Così, al contempo, le feroci discussioni a proposito della volontarietà du clochardage, della rimozione cattolica dei conflitti materiali, della colpevolizzazione premeditata dell’individuo e di altre pari e simili stronzate passeranno vivaddio sullo sfondo. Riaffioreranno, piuttosto, i gesti forzatamente sgraziati, e giustificabili soltanto nel tentativo mal riuscito di occultare un impeccabile pedigree, il rigetto deliberato di qualunque arrangiamento consolatorio del credo cristiano o, fa lo stesso, la serena e rassegnata accettazione del Male in questa vita, la fede, quella sì incrollabile, in certe visite ai musei del posto nei giorni più torridi dell’anno. Il tutto, poi, accompagnato da un crescente sentimento d’invidia.

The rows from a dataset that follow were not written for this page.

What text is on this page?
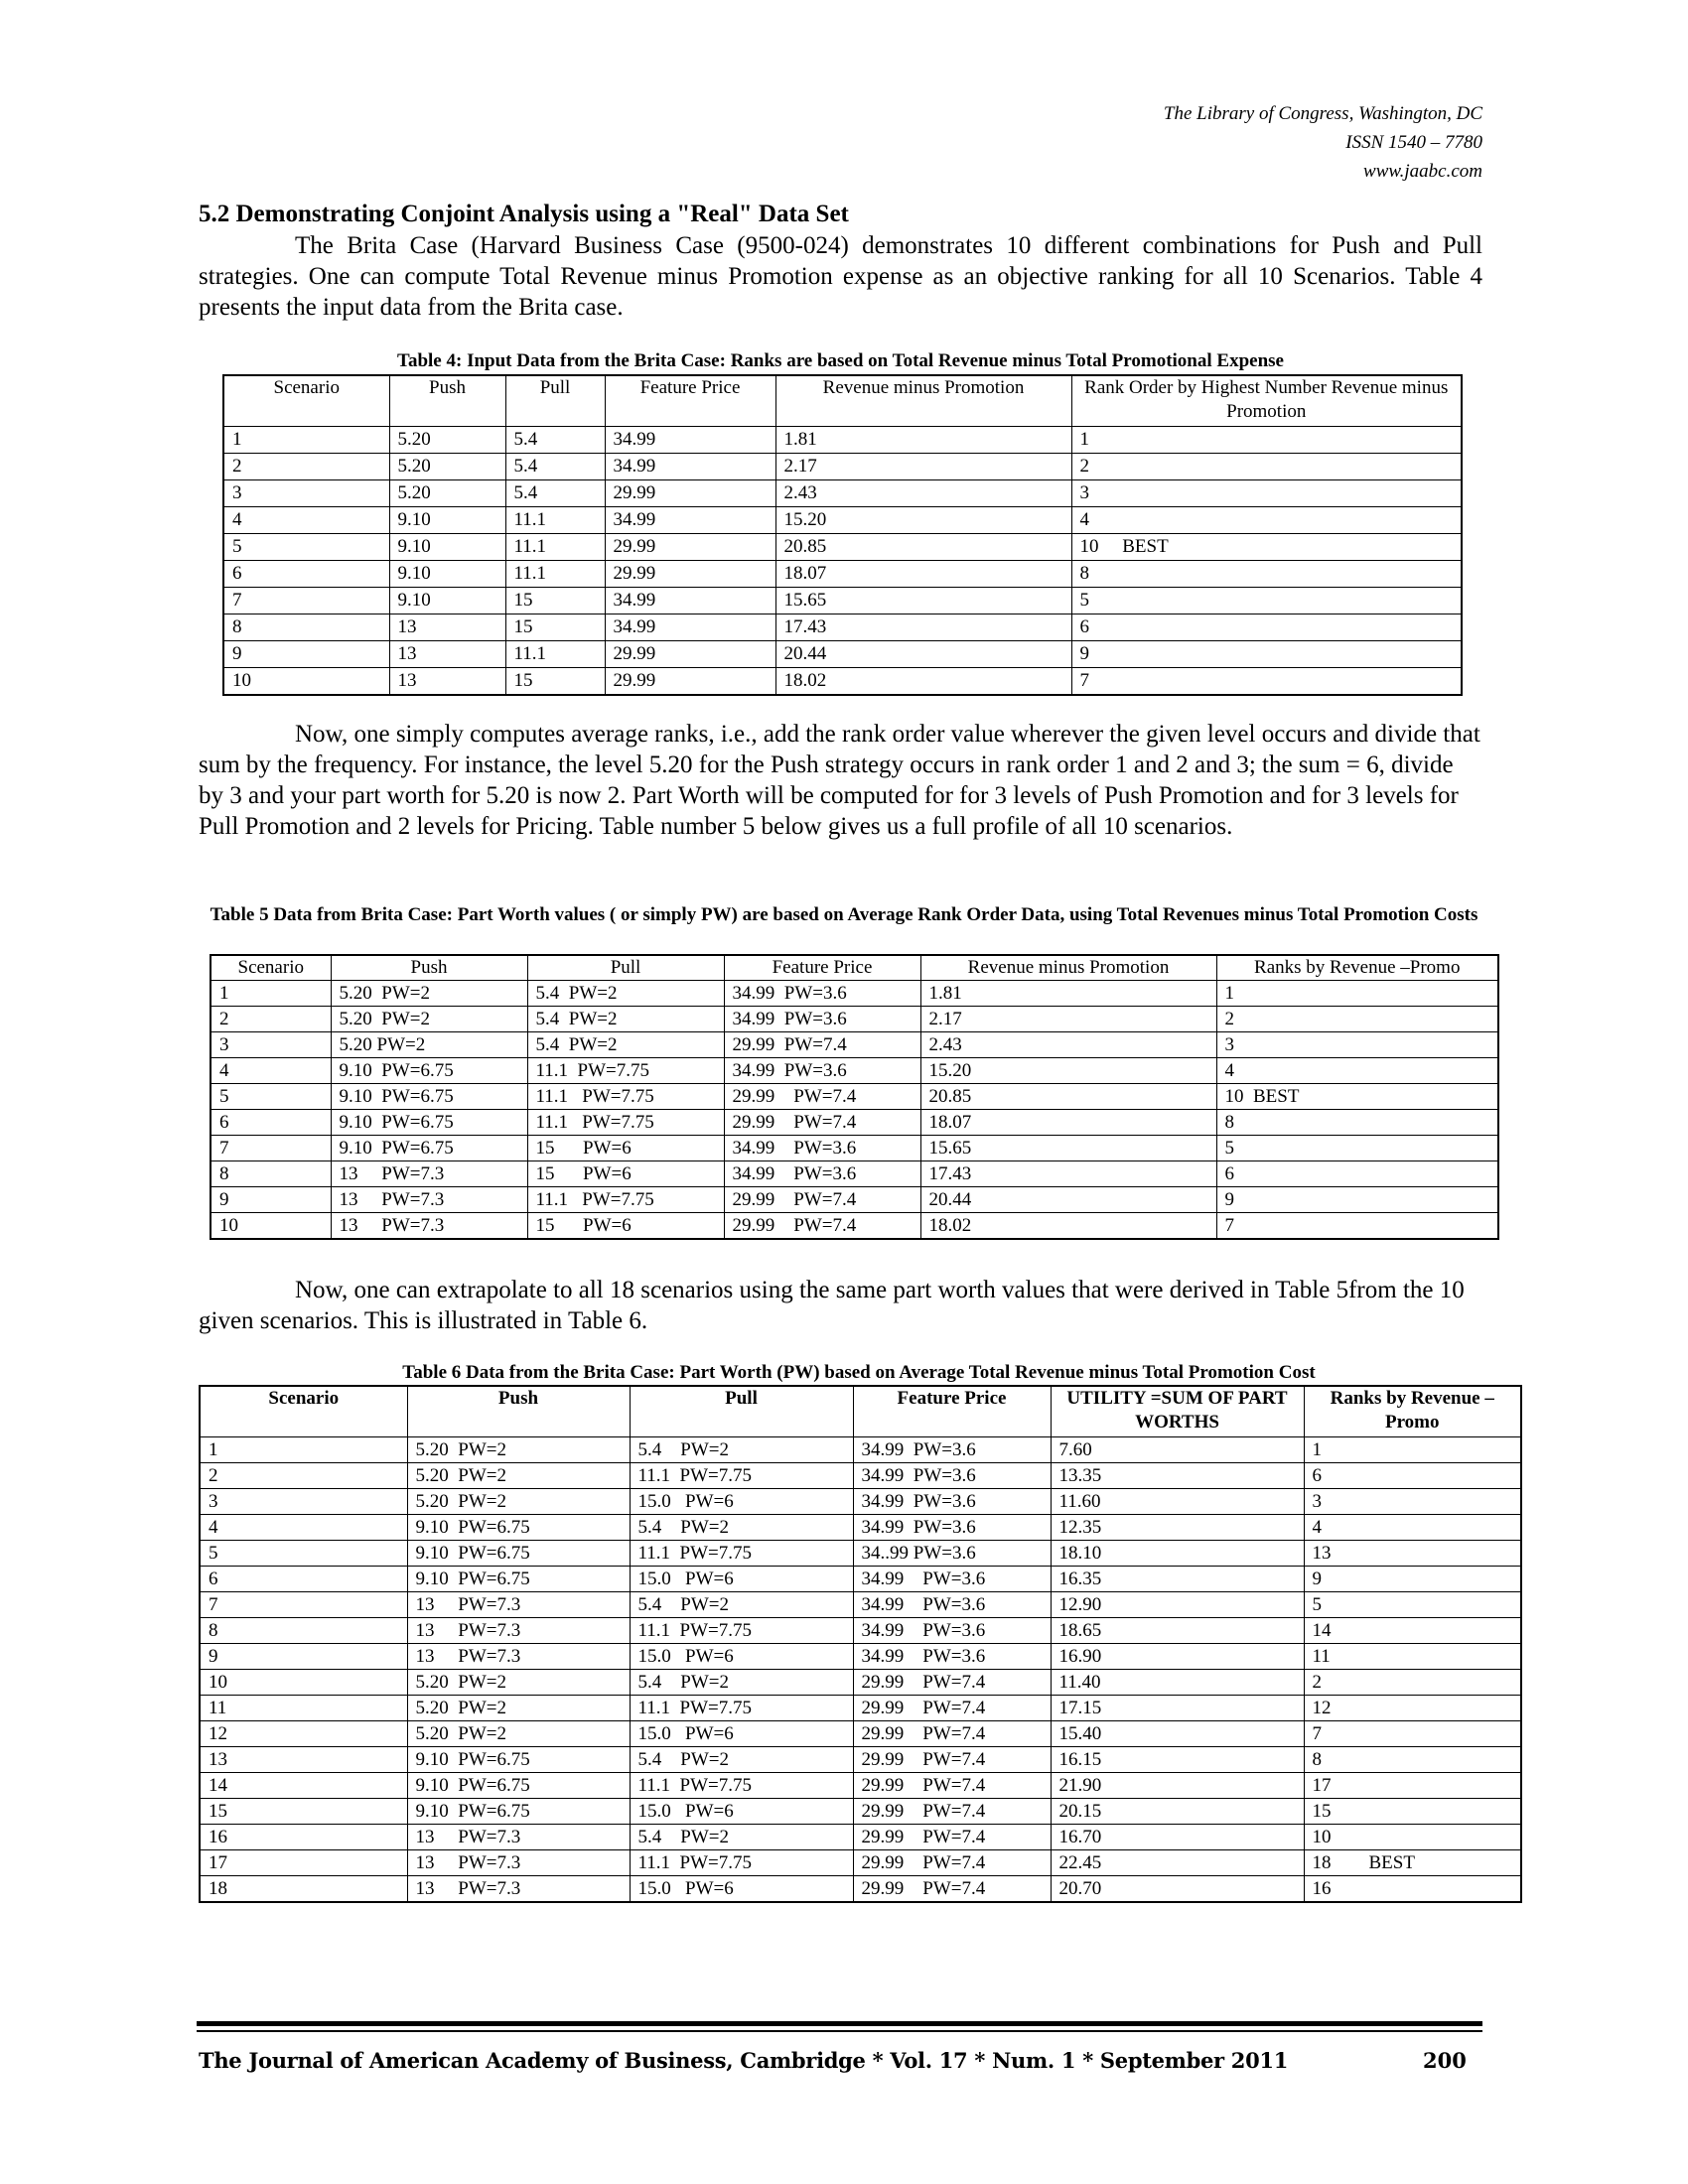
The Library of Congress, Washington, DC
ISSN 1540 – 7780
www.jaabc.com
5.2 Demonstrating Conjoint Analysis using a "Real" Data Set

The Brita Case (Harvard Business Case (9500-024) demonstrates 10 different combinations for Push and Pull strategies. One can compute Total Revenue minus Promotion expense as an objective ranking for all 10 Scenarios. Table 4 presents the input data from the Brita case.

Table 4: Input Data from the Brita Case: Ranks are based on Total Revenue minus Total Promotional Expense
Scenario	Push	Pull	Feature Price	Revenue minus Promotion	Rank Order by Highest Number Revenue minus Promotion
1	5.20	5.4	34.99	1.81	1
2	5.20	5.4	34.99	2.17	2
3	5.20	5.4	29.99	2.43	3
4	9.10	11.1	34.99	15.20	4
5	9.10	11.1	29.99	20.85	10     BEST
6	9.10	11.1	29.99	18.07	8
7	9.10	15	34.99	15.65	5
8	13	15	34.99	17.43	6
9	13	11.1	29.99	20.44	9
10	13	15	29.99	18.02	7

Now, one simply computes average ranks, i.e., add the rank order value wherever the given level occurs and divide that sum by the frequency. For instance, the level 5.20 for the Push strategy occurs in rank order 1 and 2 and 3; the sum = 6, divide by 3 and your part worth for 5.20 is now 2. Part Worth will be computed for for 3 levels of Push Promotion and for 3 levels for Pull Promotion and 2 levels for Pricing. Table number 5 below gives us a full profile of all 10 scenarios.

Table 5 Data from Brita Case: Part Worth values ( or simply PW) are based on Average Rank Order Data, using Total Revenues minus Total Promotion Costs
Scenario	Push	Pull	Feature Price	Revenue minus Promotion	Ranks by Revenue –Promo
1	5.20  PW=2	5.4  PW=2	34.99  PW=3.6	1.81	1
2	5.20  PW=2	5.4  PW=2	34.99  PW=3.6	2.17	2
3	5.20 PW=2	5.4  PW=2	29.99  PW=7.4	2.43	3
4	9.10  PW=6.75	11.1  PW=7.75	34.99  PW=3.6	15.20	4
5	9.10  PW=6.75	11.1   PW=7.75	29.99    PW=7.4	20.85	10  BEST
6	9.10  PW=6.75	11.1   PW=7.75	29.99    PW=7.4	18.07	8
7	9.10  PW=6.75	15      PW=6	34.99    PW=3.6	15.65	5
8	13     PW=7.3	15      PW=6	34.99    PW=3.6	17.43	6
9	13     PW=7.3	11.1   PW=7.75	29.99    PW=7.4	20.44	9
10	13     PW=7.3	15      PW=6	29.99    PW=7.4	18.02	7

Now, one can extrapolate to all 18 scenarios using the same part worth values that were derived in Table 5from the 10 given scenarios. This is illustrated in Table 6.

Table 6 Data from the Brita Case: Part Worth (PW) based on Average Total Revenue minus Total Promotion Cost
Scenario	Push	Pull	Feature Price	UTILITY =SUM OF PART WORTHS	Ranks by Revenue – Promo
1	5.20  PW=2	5.4    PW=2	34.99  PW=3.6	7.60	1
2	5.20  PW=2	11.1  PW=7.75	34.99  PW=3.6	13.35	6
3	5.20  PW=2	15.0   PW=6	34.99  PW=3.6	11.60	3
4	9.10  PW=6.75	5.4    PW=2	34.99  PW=3.6	12.35	4
5	9.10  PW=6.75	11.1  PW=7.75	34..99 PW=3.6	18.10	13
6	9.10  PW=6.75	15.0   PW=6	34.99    PW=3.6	16.35	9
7	13     PW=7.3	5.4    PW=2	34.99    PW=3.6	12.90	5
8	13     PW=7.3	11.1  PW=7.75	34.99    PW=3.6	18.65	14
9	13     PW=7.3	15.0   PW=6	34.99    PW=3.6	16.90	11
10	5.20  PW=2	5.4    PW=2	29.99    PW=7.4	11.40	2
11	5.20  PW=2	11.1  PW=7.75	29.99    PW=7.4	17.15	12
12	5.20  PW=2	15.0   PW=6	29.99    PW=7.4	15.40	7
13	9.10  PW=6.75	5.4    PW=2	29.99    PW=7.4	16.15	8
14	9.10  PW=6.75	11.1  PW=7.75	29.99    PW=7.4	21.90	17
15	9.10  PW=6.75	15.0   PW=6	29.99    PW=7.4	20.15	15
16	13     PW=7.3	5.4    PW=2	29.99    PW=7.4	16.70	10
17	13     PW=7.3	11.1  PW=7.75	29.99    PW=7.4	22.45	18        BEST
18	13     PW=7.3	15.0   PW=6	29.99    PW=7.4	20.70	16
The Journal of American Academy of Business, Cambridge * Vol. 17 * Num. 1 * September 2011	200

Per forza di cose, infine, ed ergo senza diritto alcuno al recesso, Enrico Rumor pesterà il mozzicone sull’intonaco scrostato del parapetto e, facendolo, si scoprirà colmo d’insospettata ammirazione, in qualche misura fors’anche commosso nel passare in incantata rassegna i mille e più sprovveduti progetti per l’avvenire della suddetta Fräulein. Probabilmente gli si stringerà il cuore alla prospettiva di un matrimonio in parrocchia con un pittore mortodifame, prima di – quanti? perlomeno due o tre parti senza epidurale. Per la lettura nuziale, a dimostrazione dell’assoluta mancanza di calcolo di una tale commedia, il giglio nel campo…l’uccello nel cielo.